Menus of Change is now in its sixth year. How do you think the initiative has helped shape menus and the way we think about food, and what does the future hold for plant-forward cuisine?

Carpenter: I think Menus of Change has absolutely moved the needle. If you check out the foodservice operation at any of the colleges or universities that participate in the initiative, you know Menus of Change is making an impact. But I think there’s still a ton of room to grow and innovate and make an impact on how we eat globally. It’s really encouraging to see things like blended burgers and the Impossible Burger take hold in the quick service world, but I think some of the biggest and best innovation is yet to come -- and legumes will be a big, plant-forward part of making that impact!

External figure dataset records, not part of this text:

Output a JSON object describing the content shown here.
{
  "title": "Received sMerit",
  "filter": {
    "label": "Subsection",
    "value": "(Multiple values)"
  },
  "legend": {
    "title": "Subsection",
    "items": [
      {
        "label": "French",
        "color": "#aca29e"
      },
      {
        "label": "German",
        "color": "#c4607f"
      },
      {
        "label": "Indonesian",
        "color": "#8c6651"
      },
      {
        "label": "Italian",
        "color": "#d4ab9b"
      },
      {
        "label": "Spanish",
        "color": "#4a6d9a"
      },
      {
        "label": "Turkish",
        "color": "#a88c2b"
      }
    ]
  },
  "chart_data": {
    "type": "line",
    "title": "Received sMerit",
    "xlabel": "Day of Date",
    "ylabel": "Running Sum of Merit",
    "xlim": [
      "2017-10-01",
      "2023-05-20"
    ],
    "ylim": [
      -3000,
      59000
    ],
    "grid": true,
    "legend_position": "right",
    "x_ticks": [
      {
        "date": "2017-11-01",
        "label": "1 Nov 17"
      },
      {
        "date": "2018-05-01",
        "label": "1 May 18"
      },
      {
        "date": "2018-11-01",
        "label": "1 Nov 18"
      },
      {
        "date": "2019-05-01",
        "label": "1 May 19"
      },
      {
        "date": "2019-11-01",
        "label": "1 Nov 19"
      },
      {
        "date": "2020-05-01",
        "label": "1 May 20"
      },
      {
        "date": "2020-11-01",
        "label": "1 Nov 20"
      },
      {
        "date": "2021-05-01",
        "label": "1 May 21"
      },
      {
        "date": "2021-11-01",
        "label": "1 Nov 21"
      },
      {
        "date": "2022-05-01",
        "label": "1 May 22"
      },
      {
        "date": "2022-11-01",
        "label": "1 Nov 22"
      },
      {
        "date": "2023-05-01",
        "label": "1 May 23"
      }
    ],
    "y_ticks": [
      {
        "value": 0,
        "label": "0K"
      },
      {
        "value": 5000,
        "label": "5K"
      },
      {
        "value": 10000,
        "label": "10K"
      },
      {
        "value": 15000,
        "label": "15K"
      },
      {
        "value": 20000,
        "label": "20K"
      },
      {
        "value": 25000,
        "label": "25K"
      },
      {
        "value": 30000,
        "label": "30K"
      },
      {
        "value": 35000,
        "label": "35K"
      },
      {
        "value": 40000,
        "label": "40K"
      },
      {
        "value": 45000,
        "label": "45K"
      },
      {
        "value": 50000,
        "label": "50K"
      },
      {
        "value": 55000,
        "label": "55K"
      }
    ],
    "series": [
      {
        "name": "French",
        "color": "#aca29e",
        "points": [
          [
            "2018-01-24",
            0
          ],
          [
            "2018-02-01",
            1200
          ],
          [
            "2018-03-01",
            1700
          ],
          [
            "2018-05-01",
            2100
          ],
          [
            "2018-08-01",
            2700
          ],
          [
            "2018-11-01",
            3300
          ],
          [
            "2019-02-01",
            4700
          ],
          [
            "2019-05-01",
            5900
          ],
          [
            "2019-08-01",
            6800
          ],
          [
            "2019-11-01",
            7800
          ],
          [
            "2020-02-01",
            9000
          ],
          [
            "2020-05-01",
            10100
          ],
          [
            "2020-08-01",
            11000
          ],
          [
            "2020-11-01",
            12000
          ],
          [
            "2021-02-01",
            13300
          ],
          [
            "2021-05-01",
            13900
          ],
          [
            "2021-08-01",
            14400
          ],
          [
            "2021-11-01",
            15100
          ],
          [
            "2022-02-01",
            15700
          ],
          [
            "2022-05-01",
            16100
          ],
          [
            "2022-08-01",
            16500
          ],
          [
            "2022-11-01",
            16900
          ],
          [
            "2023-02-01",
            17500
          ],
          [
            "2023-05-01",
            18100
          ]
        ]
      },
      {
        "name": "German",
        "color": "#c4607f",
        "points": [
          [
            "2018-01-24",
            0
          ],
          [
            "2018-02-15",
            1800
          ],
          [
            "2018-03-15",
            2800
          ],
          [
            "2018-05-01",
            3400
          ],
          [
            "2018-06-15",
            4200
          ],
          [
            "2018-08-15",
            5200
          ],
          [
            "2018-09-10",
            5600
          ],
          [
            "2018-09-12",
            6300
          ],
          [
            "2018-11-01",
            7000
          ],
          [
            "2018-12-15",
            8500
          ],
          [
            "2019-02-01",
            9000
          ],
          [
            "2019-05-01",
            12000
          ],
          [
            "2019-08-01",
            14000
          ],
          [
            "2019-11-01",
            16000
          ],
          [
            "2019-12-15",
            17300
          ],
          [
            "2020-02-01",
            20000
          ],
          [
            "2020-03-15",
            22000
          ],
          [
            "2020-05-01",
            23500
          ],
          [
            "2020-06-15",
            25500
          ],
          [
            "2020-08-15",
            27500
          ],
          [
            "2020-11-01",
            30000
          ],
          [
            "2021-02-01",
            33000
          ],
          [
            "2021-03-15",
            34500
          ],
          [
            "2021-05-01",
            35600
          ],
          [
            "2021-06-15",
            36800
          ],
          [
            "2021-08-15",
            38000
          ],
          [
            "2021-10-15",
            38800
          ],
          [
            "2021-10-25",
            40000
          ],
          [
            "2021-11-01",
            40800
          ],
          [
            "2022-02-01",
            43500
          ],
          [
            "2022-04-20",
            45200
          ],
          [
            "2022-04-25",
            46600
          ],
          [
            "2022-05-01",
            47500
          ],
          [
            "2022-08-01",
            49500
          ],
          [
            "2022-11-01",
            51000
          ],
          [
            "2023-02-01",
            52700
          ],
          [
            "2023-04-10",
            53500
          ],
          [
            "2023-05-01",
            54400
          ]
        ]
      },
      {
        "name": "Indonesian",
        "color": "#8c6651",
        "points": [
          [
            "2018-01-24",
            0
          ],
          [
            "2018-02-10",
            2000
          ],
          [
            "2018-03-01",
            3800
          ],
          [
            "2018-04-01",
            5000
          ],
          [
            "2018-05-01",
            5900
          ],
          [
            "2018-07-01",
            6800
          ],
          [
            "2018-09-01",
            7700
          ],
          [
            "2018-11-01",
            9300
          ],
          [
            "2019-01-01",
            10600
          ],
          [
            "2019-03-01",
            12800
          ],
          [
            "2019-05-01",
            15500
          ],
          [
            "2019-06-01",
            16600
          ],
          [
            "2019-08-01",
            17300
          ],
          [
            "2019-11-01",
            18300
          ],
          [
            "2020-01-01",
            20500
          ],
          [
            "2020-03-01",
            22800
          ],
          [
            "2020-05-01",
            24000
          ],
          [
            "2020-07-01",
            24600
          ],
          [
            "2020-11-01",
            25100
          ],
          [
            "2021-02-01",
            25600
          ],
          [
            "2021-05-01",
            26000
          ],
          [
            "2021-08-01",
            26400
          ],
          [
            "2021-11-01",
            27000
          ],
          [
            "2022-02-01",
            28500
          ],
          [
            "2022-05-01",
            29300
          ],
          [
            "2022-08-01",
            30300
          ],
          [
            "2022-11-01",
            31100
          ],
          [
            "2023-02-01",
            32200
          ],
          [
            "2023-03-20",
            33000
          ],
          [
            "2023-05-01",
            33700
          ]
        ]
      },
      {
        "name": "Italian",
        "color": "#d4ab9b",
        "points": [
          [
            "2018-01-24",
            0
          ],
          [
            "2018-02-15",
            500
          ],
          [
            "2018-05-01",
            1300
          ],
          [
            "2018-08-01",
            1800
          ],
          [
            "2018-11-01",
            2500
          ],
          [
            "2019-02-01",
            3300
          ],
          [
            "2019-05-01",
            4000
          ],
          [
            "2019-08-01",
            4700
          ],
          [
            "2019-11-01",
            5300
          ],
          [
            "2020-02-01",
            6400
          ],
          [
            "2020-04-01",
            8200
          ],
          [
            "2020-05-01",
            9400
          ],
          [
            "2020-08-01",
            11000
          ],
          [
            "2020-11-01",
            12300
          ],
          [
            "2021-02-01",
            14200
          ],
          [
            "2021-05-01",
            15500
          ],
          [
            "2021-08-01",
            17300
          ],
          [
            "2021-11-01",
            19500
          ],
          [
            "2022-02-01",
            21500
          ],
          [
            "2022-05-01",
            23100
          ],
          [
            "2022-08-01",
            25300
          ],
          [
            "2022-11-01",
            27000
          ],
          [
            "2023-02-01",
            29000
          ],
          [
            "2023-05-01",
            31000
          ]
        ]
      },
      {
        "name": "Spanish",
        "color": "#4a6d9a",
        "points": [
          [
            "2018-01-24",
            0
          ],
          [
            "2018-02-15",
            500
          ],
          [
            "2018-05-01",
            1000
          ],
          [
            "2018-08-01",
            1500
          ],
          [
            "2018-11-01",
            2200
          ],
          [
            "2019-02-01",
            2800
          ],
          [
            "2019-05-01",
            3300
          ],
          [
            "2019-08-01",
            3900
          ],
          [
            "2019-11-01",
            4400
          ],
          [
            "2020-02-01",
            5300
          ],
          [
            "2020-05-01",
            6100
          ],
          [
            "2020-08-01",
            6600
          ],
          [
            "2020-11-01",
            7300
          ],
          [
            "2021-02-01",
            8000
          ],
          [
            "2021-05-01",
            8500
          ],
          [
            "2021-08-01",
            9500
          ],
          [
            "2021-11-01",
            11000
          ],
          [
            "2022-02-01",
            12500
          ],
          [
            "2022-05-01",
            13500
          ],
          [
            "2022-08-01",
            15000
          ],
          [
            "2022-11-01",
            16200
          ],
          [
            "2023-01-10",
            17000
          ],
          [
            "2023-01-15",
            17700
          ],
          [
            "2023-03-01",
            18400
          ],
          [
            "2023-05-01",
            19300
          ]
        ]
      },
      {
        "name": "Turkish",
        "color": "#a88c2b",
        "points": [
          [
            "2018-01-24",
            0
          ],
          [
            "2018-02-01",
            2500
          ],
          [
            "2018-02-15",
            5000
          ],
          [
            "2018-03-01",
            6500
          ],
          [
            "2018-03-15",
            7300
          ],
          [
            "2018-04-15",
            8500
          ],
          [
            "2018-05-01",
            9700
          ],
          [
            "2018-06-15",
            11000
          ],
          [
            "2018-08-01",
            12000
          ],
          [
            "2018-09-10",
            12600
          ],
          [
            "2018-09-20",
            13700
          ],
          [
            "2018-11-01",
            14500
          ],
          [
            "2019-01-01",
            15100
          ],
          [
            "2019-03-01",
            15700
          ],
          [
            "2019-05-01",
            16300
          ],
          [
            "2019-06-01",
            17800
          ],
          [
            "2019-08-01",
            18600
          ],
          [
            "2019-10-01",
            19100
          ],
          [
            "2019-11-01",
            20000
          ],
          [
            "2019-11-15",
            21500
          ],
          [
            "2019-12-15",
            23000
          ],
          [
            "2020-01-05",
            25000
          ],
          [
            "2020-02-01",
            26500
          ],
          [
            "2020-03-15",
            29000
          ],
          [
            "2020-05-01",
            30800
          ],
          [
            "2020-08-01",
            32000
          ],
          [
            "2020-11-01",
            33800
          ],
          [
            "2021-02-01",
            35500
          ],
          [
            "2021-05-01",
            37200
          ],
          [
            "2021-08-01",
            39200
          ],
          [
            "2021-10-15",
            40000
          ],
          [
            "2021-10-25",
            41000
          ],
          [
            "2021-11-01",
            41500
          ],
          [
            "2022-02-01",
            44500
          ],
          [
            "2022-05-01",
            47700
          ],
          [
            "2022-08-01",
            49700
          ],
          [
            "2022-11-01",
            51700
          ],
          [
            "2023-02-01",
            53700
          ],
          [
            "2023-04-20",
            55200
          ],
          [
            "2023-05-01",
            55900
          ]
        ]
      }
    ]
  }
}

Cespedes: This educational conference has helped enormously with the way chefs and operators see the future of their menus. It has helped people in the industry realize the struggle of raising animal protein and the strain it has on the planet compared to the ease of plant protein production. Chefs and operators are in charge of feeding our future generations and there is no doubt that plant-forward is the answer. The more we know, the better we become at it.

Ben Carpenter is Bush’s Best Foodservice's marketing manager. He is responsible for Marketing and product innovation initiatives, and strategic industry partnerships. Prior to his role at Bush’s Beans, Ben worked in Foodservice Marketing roles for The Original Cakerie and Bunge North America.

Chef Jorge Cespedes is the culinary creative director at Marlin Network. His constant search for the ultimate flavor extraction and flavor combination began when he got his Culinary Arts degree at Johnson & Wales University in Providence, R.I. and deepened during the years he’s spent traveling around the world searching for the origin of flavors. With a business degree from Universidad Latina in San Jose, Costa Rica; Chef Jorge has the capability to understand the marketing side of the foodservice industry and is able to apply that knowledge to each idea he develops.